OpenTSDB / opentsdb

A scalable, distributed Time Series Database.
http://opentsdb.net
GNU Lesser General Public License v2.1
5k stars 1.25k forks source link

OpenTSDB can return unparseable JSON with duplicate timestamp keys #2166

Open annettejanewilson opened 3 years ago

annettejanewilson commented 3 years ago

Observed this where data was submitted at millisecond precision and queried back at second precision.

Query with millisecond precision:

curl --location --request GET 'http://opentsdb.local:4242/api/query?m=zimsum%3Aprod.undercity.search_cycle.meter.count_delta%7B%7D%7BdataCenter%3Dliteral_or%28EU_WEST_1%29%2Cendpoint%3Dliteral_or%28search%29%2Cfrom_bot%3Dliteral_or%28false%29%7D&start=1630064720&end=1630064727&ms'

Correct response with millisecond precision, formatted:

[
  {
    "metric": "prod.undercity.search_cycle.meter.count_delta",
    "tags": {
      "endpoint": "search",
      "dataCenter": "EU_WEST_1",
      "from_bot": "false"
    },
    "aggregateTags": [
      "ip",
      "traffic_source"
    ],
    "dps": {
      "1630064726121": 5,
      "1630064726122": 3,
      "1630064726731": 6
    }
  }
]

Query without millisecond precision:

curl --location --request GET 'http://opentsdb.local:4242/api/query?m=zimsum%3Aprod.undercity.search_cycle.meter.count_delta%7B%7D%7BdataCenter%3Dliteral_or%28EU_WEST_1%29%2Cendpoint%3Dliteral_or%28search%29%2Cfrom_bot%3Dliteral_or%28false%29%7D&start=1630064720&end=1630064727'

~Invalid~ Broadly unsupported JSON response, formatted (duplicate keys):

[
   {
      "metric":"prod.undercity.search_cycle.meter.count_delta",
      "tags":{
         "endpoint":"search",
         "dataCenter":"EU_WEST_1",
         "from_bot":"false"
      },
      "aggregateTags":[
         "ip",
         "traffic_source"
      ],
      "dps":{
         "1630064726":5,
         "1630064726":3,
         "1630064726":6
      }
   }
]

It looks like the timestamps are truncated to second-precision in the JSON serializer here: https://github.com/OpenTSDB/opentsdb/blob/7b4994080ebf823042dda0de4d44da494c1d398c/src/tsd/HttpJsonSerializer.java#L853-L854 When that code was introduced, there was apparently code to force downsampling if a query did not request downsampling and did not specify ms resolution.

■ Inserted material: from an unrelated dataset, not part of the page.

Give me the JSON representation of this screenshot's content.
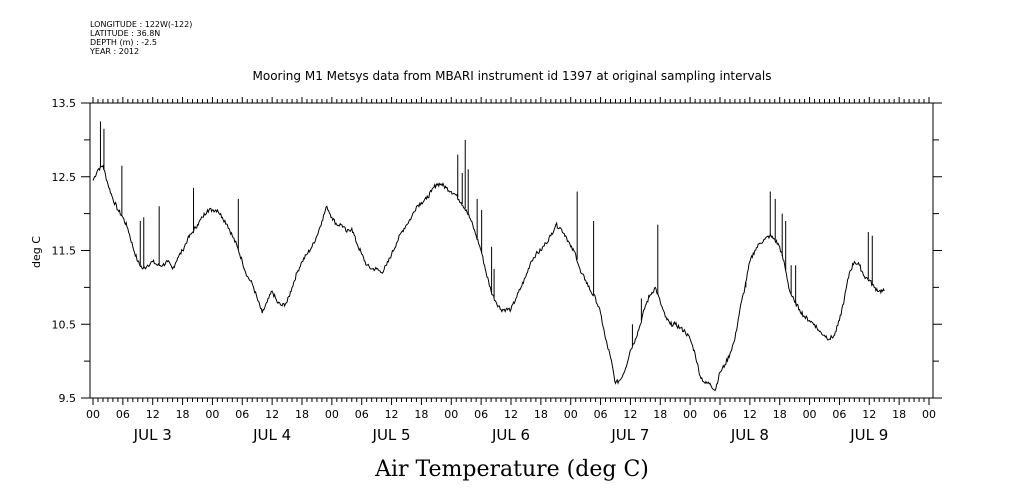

However, it seems that is no longer the case.

I was surprised to discover it's not actually invalid to have duplicate keys in JSON. However, it is broadly unsupported in JSON tools and it appears that the most common behaviour is to silently discard the duplicates.

I think we're not entirely up to date, but I couldn't see any issues or commits that appear to relate to this recently. Is this enough information to understand the problem or would you like me to attempt to replicate on master?

manolama commented 3 years ago

Doh you're right and good catch. I don't think there is anything to force the 1m downsampling particularly as we don't now if a data set has ms timestamps or not.

I'm kinda torn on the fix for this one:

  1. Apply the downsampler again but what would be a good default? Average? And it hides a data issue for the caller as they wouldn't necessarily know there was aggregated data in the results.
  2. Take the earliest or latest value for a timestamp? Also hides information for the caller.
  3. Throw an error? I'm leaning towards this as it lets the caller know they need to select a downsampling algorithm appropriate to the data they're fetching.

@annettejanewilson what do you think would make sense?

annettejanewilson commented 3 years ago

Hmmmm, hard to say. In our case here the problem is that the Java libraries record timestamps with millisecond precision even though the data is recorded only every ten seconds or something like that. So the value of the downsample isn't really that it reduces the number of data-points, but that it makes sure that they align and we have no "near misses" during aggregation.

In an ideal world, I would like it that so long as no timeseries has more than one datapoint recorded with timestamps that truncate to the same second value, we see the same results as we would have seen if the datapoints had been truncated at recording-time. From that point of view, the type of downsample applied is unimportant. Probably 1s-last-none would be closest to what we expect?

I'm sympathetic to the desire to make it an error. We do discourage users from making queries with no downsample at all, so I consider this query to be unwise. But I haven't trawled through query logs to see how often people are making such queries. I suspect it could be pretty common. I'd be reluctant to break lots of queries that don't know or care about millisecond precision and for which no individual time-series ever records datapoints that close together.